Em uma semana marcada pela tensão política e pelo esvaziamento da Câmara dos Deputados devido às eleições municipais, os parlamentares bolsonaristas se preparam para uma ofensiva na Comissão de Constituição e Justiça (CCJ) contra o Supremo Tribunal Federal (STF). Nesta terça-feira, a CCJ discute quatro propostas que visam limitar os poderes da mais alta corte do país, em um movimento que promete testar a força de acordos e a influência dos líderes partidários em Brasília.

A Pauta da CCJ e o Contexto Político

Com a determinação do presidente da Câmara, Arthur Lira (PP-AL), dispensando a presença física dos deputados em Brasília e autorizando o voto remoto devido às condições adversas de voo causadas pelas queimadas no Sul e Sudeste do país, a maioria das comissões optou por cancelar suas sessões. No entanto, a presidente da CCJ, deputada Caroline De Toni (PL-SC), decidiu manter a pauta inalterada, alegando a necessidade de um “esforço concentrado” para dar conta da extensa agenda de matérias acumuladas.

A decisão de manter a sessão reflete a importância das propostas em discussão, que incluem uma Proposta de Emenda Constitucional (PEC) que permite ao Congresso sustar a eficácia de julgamentos do STF sobre a constitucionalidade de leis e normas. Outras pautas incluem uma PEC que restringe as decisões monocráticas dos ministros do STF e de outros tribunais superiores, além de dois projetos de lei que ampliam os critérios para impeachment de ministros do Supremo, incluindo a alegação de “usurpar” as competências do Legislativo.
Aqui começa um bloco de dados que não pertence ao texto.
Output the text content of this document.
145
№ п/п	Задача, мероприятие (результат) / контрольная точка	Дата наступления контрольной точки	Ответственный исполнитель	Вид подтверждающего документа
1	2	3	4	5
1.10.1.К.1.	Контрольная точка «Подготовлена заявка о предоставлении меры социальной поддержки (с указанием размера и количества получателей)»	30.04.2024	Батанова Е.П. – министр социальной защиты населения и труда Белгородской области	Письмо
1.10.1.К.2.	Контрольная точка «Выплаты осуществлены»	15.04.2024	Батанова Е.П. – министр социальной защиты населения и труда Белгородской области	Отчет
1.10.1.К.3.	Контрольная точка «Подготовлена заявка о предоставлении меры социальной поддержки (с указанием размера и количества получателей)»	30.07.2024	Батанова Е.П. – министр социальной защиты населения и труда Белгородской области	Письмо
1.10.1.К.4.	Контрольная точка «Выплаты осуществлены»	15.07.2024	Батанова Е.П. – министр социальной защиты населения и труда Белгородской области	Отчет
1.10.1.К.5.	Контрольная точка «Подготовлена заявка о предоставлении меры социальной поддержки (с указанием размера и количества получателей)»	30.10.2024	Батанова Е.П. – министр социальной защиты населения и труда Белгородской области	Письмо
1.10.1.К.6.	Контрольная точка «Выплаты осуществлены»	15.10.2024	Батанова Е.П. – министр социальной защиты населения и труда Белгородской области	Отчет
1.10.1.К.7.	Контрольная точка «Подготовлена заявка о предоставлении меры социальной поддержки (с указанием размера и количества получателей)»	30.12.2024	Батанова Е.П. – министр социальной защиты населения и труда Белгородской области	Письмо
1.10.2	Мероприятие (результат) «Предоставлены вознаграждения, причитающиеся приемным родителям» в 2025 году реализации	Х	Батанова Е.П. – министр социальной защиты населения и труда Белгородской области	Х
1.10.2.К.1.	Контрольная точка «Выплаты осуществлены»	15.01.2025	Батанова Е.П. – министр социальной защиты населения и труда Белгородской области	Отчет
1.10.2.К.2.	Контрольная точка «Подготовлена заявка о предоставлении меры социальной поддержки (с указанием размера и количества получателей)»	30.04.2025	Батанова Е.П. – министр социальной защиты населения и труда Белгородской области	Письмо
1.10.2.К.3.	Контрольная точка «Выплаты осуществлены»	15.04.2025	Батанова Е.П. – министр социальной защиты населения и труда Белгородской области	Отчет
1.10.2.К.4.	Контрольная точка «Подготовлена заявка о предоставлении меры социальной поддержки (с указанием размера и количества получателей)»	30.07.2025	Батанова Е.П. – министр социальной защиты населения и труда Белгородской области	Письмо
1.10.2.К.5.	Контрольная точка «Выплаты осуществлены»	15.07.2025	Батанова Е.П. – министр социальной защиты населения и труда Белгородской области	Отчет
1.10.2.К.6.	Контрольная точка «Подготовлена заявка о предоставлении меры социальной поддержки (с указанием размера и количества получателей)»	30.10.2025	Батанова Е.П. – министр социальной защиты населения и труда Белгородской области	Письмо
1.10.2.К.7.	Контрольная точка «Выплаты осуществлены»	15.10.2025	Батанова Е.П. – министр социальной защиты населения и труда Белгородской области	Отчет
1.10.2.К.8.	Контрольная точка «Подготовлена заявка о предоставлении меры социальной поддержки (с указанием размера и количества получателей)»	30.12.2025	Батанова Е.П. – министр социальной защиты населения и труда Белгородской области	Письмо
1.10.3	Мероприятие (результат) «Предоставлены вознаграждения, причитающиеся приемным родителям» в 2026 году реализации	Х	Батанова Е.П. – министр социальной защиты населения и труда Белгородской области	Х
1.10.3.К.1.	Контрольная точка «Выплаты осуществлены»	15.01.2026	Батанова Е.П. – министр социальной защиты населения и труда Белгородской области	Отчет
O Avanço das Propostas e a Resistência da Oposição

A pauta em questão estava engavetada, mas ganhou força após o STF bloquear a execução das emendas parlamentares ao Orçamento, exigindo maior transparência na distribuição desses recursos. Essa decisão irritou boa parte dos deputados, especialmente os ligados ao Centrão, que agora veem na CCJ uma oportunidade de retaliar o Supremo e reequilibrar o poder entre os três poderes da República.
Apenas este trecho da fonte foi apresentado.